Enver Gökçe'nin Dünya'ya bakışını, ne yapmak istediğini, nasıl bir dünyayı özlediğini “apaçık” duyuran”, içinde “bildirisini” taşıyan şiirlerdir bunlar.

Net olan şudur;

"Enver Gökçe şiirlerini daha çok toplumsal mücadele içinde sokaklara yazmıştır."

 

****

Ahmet Kutsi Tecer’in, şiirini “kötü” olarak nitelendirip, düzyazıya yönelmesini “tavsiye” ettiği Enver Gökçe’nin, “ben daha kötüsünü yazarım” diyerek şiir yazmada direndiği söylenir.

Nüfusun köylerde yoğunlaştığı, hayatın sıklıkla kırlarda nefes alıp verdiği bir dönemde, dikkatlerin köylerde yokluk ve yoksulluğun pençesindeki halkın üzerine çekildiği, onlara dair bir söylemin yakalandığı görülür.

İlk şiirinin de “Köylülerime” adını taşıdığı çeşitli kaynaklarda yer almaktadır;

 

"Anamız birdir, aynı memeden emmişiz dostlar.

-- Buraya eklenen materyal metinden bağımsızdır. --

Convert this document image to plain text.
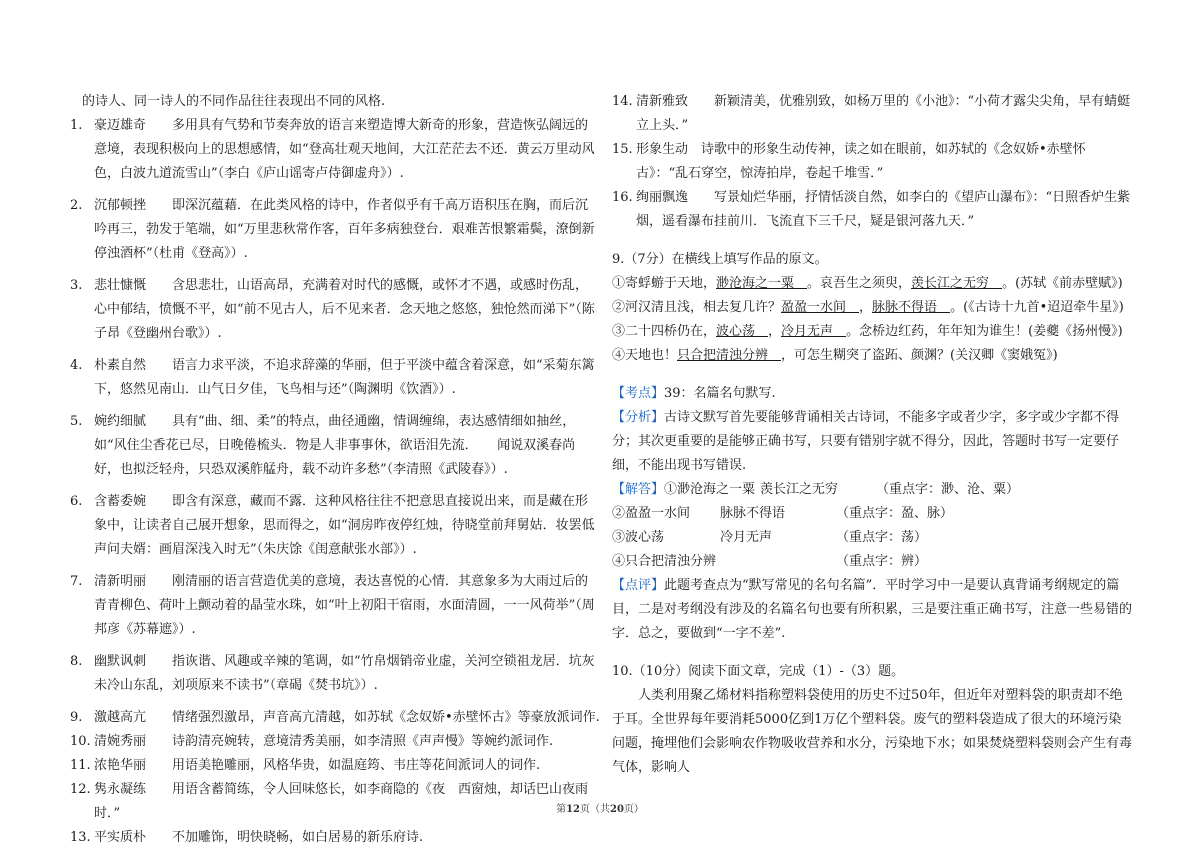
的诗人、同一诗人的不同作品往往表现出不同的风格.

1. 豪迈雄奇　　多用具有气势和节奏奔放的语言来塑造博大新奇的形象，营造恢弘阔远的意境，表现积极向上的思想感情，如“登高壮观天地间，大江茫茫去不还．黄云万里动风色，白波九道流雪山”（李白《庐山谣寄卢侍御虚舟》）.
2. 沉郁顿挫　　即深沉蕴藉．在此类风格的诗中，作者似乎有千高万语积压在胸，而后沉吟再三，勃发于笔端，如“万里悲秋常作客，百年多病独登台．艰难苦恨繁霜鬓，潦倒新停浊酒杯”（杜甫《登高》）.
3. 悲壮慷慨　　含思悲壮，山语高昂，充满着对时代的感慨，或怀才不遇，或感时伤乱，心中郁结，愤慨不平，如“前不见古人，后不见来者．念天地之悠悠，独怆然而涕下”（陈子昂《登幽州台歌》）.
4. 朴素自然　　语言力求平淡，不追求辞藻的华丽，但于平淡中蕴含着深意，如“采菊东篱下，悠然见南山．山气日夕佳，飞鸟相与还”（陶渊明《饮酒》）.
5. 婉约细腻　　具有“曲、细、柔”的特点，曲径通幽，情调缠绵，表达感情细如抽丝，如“风住尘香花已尽，日晚倦梳头．物是人非事事休，欲语泪先流．　　闻说双溪春尚好，也拟泛轻舟，只恐双溪舴艋舟，载不动许多愁”（李清照《武陵春》）.
6. 含蓄委婉　　即含有深意，藏而不露．这种风格往往不把意思直接说出来，而是藏在形象中，让读者自己展开想象，思而得之，如“洞房昨夜停红烛，待晓堂前拜舅姑．妆罢低声问夫婿：画眉深浅入时无”（朱庆馀《闺意献张水部》）.
7. 清新明丽　　刚清丽的语言营造优美的意境，表达喜悦的心情．其意象多为大雨过后的青青柳色、荷叶上颤动着的晶莹水珠，如“叶上初阳干宿雨，水面清圆，一一风荷举”（周邦彦《苏幕遮》）.
8. 幽默讽刺　　指诙谐、风趣或辛辣的笔调，如“竹帛烟销帝业虚，关河空锁祖龙居．坑灰未冷山东乱，刘项原来不读书”（章碣《焚书坑》）.
9. 激越高亢　　情绪强烈激昂，声音高亢清越，如苏轼《念奴娇•赤壁怀古》等豪放派词作.
10. 清婉秀丽　　诗韵清亮婉转，意境清秀美丽，如李清照《声声慢》等婉约派词作.
11. 浓艳华丽　　用语美艳雕丽，风格华贵，如温庭筠、韦庄等花间派词人的词作.
12. 隽永凝练　　用语含蓄简练，令人回味悠长，如李商隐的《夜　西窗烛，却话巴山夜雨时．”
13. 平实质朴　　不加雕饰，明快晓畅，如白居易的新乐府诗.
14. 清新雅致　　新颖清美，优雅别致，如杨万里的《小池》：“小荷才露尖尖角，早有蜻蜓立上头．”
15. 形象生动　诗歌中的形象生动传神，读之如在眼前，如苏轼的《念奴娇•赤壁怀古》：“乱石穿空，惊涛拍岸，卷起千堆雪．”
16. 绚丽飘逸　　写景灿烂华丽，抒情恬淡自然，如李白的《望庐山瀑布》：“日照香炉生紫烟，遥看瀑布挂前川．飞流直下三千尺，疑是银河落九天．”

9.（7分）在横线上填写作品的原文。

①寄蜉蝣于天地，渺沧海之一粟　。哀吾生之须臾，羡长江之无穷　。(苏轼《前赤壁赋》)

②河汉清且浅，相去复几许？盈盈一水间　，脉脉不得语　。(《古诗十九首•迢迢牵牛星》)

③二十四桥仍在，波心荡　，冷月无声　。念桥边红药，年年知为谁生！(姜夔《扬州慢》)

④天地也！只合把清浊分辨　，可怎生糊突了盗跖、颜渊？(关汉卿《窦娥冤》)

【考点】39：名篇名句默写.

【分析】古诗文默写首先要能够背诵相关古诗词，不能多字或者少字，多字或少字都不得分；其次更重要的是能够正确书写，只要有错别字就不得分，因此，答题时书写一定要仔细，不能出现书写错误.

【解答】 ①渺沧海之一粟 羡长江之无穷	（重点字：渺、沧、粟）
②盈盈一水间	脉脉不得语	（重点字：盈、脉）
③波心荡	冷月无声	（重点字：荡）
④只合把清浊分辨	（重点字：辨）

【点评】此题考查点为“默写常见的名句名篇”．平时学习中一是要认真背诵考纲规定的篇目，二是对考纲没有涉及的名篇名句也要有所积累，三是要注重正确书写，注意一些易错的字．总之，要做到“一字不差”.

10.（10分）阅读下面文章，完成（1）-（3）题。

人类利用聚乙烯材料指称塑料袋使用的历史不过50年，但近年对塑料袋的职责却不绝于耳。全世界每年要消耗5000亿到1万亿个塑料袋。废气的塑料袋造成了很大的环境污染问题，掩埋他们会影响农作物吸收营养和水分，污染地下水；如果焚烧塑料袋则会产生有毒气体，影响人

第12页（共20页）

Kan kardeşiz, sizlere kanım kaynıyor.

Sizlerle beraber herk ettik toprağı,

Beraber yattık hapiste, beraber teskere aldık

Ve maniler yaktık hasret için;

Gülemediysek de boş verdik beraber…

Halay mı çekmedik kol kola,

Horon mu tepmedik diz dize,

Çepken mi vermedik rüzgâra?

Koyun koyuna yattık toprak duvarlarda

Sıtmayla, sığırla, davarlarla…

Daha da yatarız dostlarım daha da…

Gün gelirse eğer

Halay çeker, türkü söyler gibi yan yana

Mavzer mavzere verip de

Düşmana kurşun da atarız.

Sizlere kanım kaynıyor, yabancı değilsiniz bana…"

(Rahmi Emeç-yeni e dergisi)

 

****

Enver Gökçe’nin de,

Hasan İzzettin Dinamo, İlhami Bekir, Ercüment Behzat Lav, Ömer Faruk Toprak gibi şairlerle içinde yer aldığı Toplumcu 40 Kuşağı, okurun şiirden beklentisine bir ortaklık kazandırmıştır. 

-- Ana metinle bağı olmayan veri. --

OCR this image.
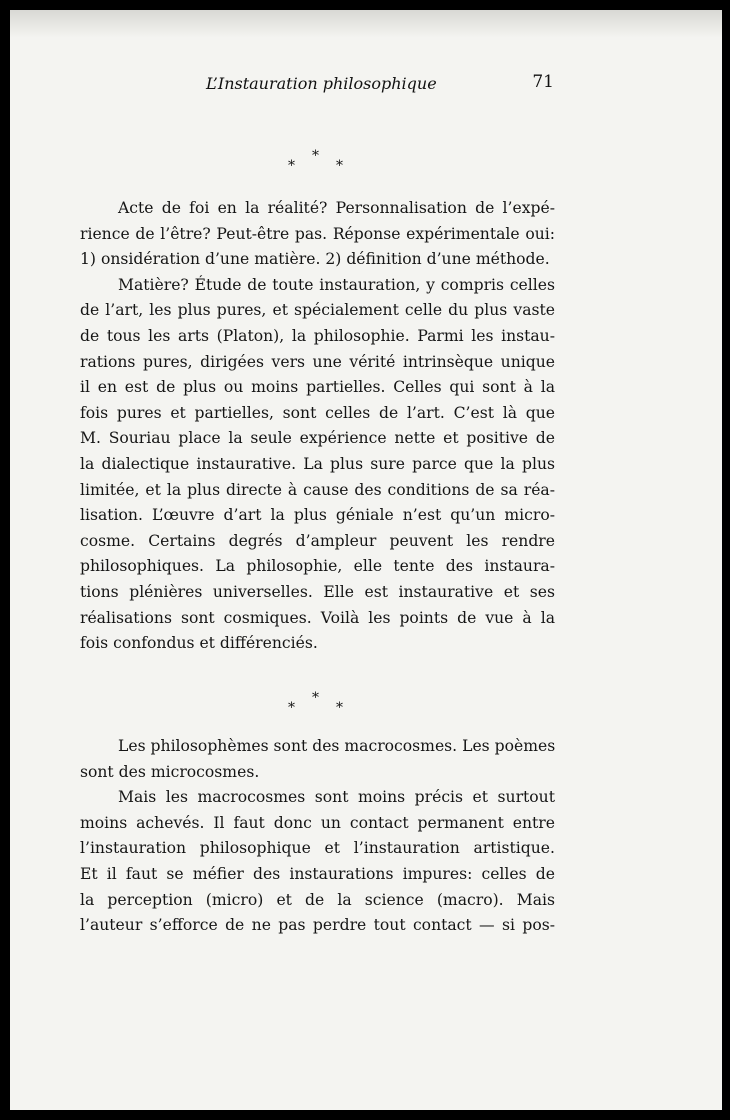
L’Instauration philosophique	71
*
*
*

Acte de foi en la réalité? Personnalisation de l’expé-
rience de l’être? Peut-être pas. Réponse expérimentale oui:
1) onsidération d’une matière. 2) définition d’une méthode.

Matière? Étude de toute instauration, y compris celles
de l’art, les plus pures, et spécialement celle du plus vaste
de tous les arts (Platon), la philosophie. Parmi les instau-
rations pures, dirigées vers une vérité intrinsèque unique
il en est de plus ou moins partielles. Celles qui sont à la
fois pures et partielles, sont celles de l’art. C’est là que
M. Souriau place la seule expérience nette et positive de
la dialectique instaurative. La plus sure parce que la plus
limitée, et la plus directe à cause des conditions de sa réa-
lisation. L’œuvre d’art la plus géniale n’est qu’un micro-
cosme. Certains degrés d’ampleur peuvent les rendre
philosophiques. La philosophie, elle tente des instaura-
tions plénières universelles. Elle est instaurative et ses
réalisations sont cosmiques. Voilà les points de vue à la
fois confondus et différenciés.

*
*
*

Les philosophèmes sont des macrocosmes. Les poèmes
sont des microcosmes.

Mais les macrocosmes sont moins précis et surtout
moins achevés. Il faut donc un contact permanent entre
l’instauration philosophique et l’instauration artistique.
Et il faut se méfier des instaurations impures: celles de
la perception (micro) et de la science (macro). Mais
l’auteur s’efforce de ne pas perdre tout contact — si pos-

O şiirin, okurun günlük yaşamındaki yaralarına dokunur, yer yer onu kanatır ve kontrol altına alır olması için, bu şiirin söz sanatlarına mesafeli, daha açık bir söylemi kuşanmasına yol açmıştır.

Ali Ekber Ataş’ın derlediği kitapta Enver Gökçe’nin şiiri şöyle anlatılmış: “Yüksek ruhludur. Memleket kokusunu, özgürlük hissini duyumsatması bu çoğalan özelliğiyle sağlar.”

 

****

1951 TKP Tevkifatı onu da vurmuştur.

7 yıl hapse mahkum olmuştur.

Günleri ufak bir pencereden ışık alan daracık bir hücrede geçmiştir;

Böyle hücrede yatan arkadaşlarından çıldıranlar olmuştur;

 Peki o nasıl dayanabilmiştir?

İşte yanıtı;

“Hücremde bir örümcek vardı. Ona arkadaş oldum. Onun ördüğü ağı beraber işlerdik. Ağır ağır, sanki birine kızmış gibi kafasını bir ileri bir geri sallayarak ve sabırla geometrik şekilleri yapabilmesi, bir gelinlik kızın dantel işlemesi gibi, özenle sarfettiği o kutsal işçiliği, ağ üzerinde haşmetli gezişi, benim kendimi dinlememi önledi ve benim hayatta kalmamı sağladı. O benim emeğine saygı duyduğum, yaşamımı borçlu olduğum, biricik Arkadaşım Örümcekti” 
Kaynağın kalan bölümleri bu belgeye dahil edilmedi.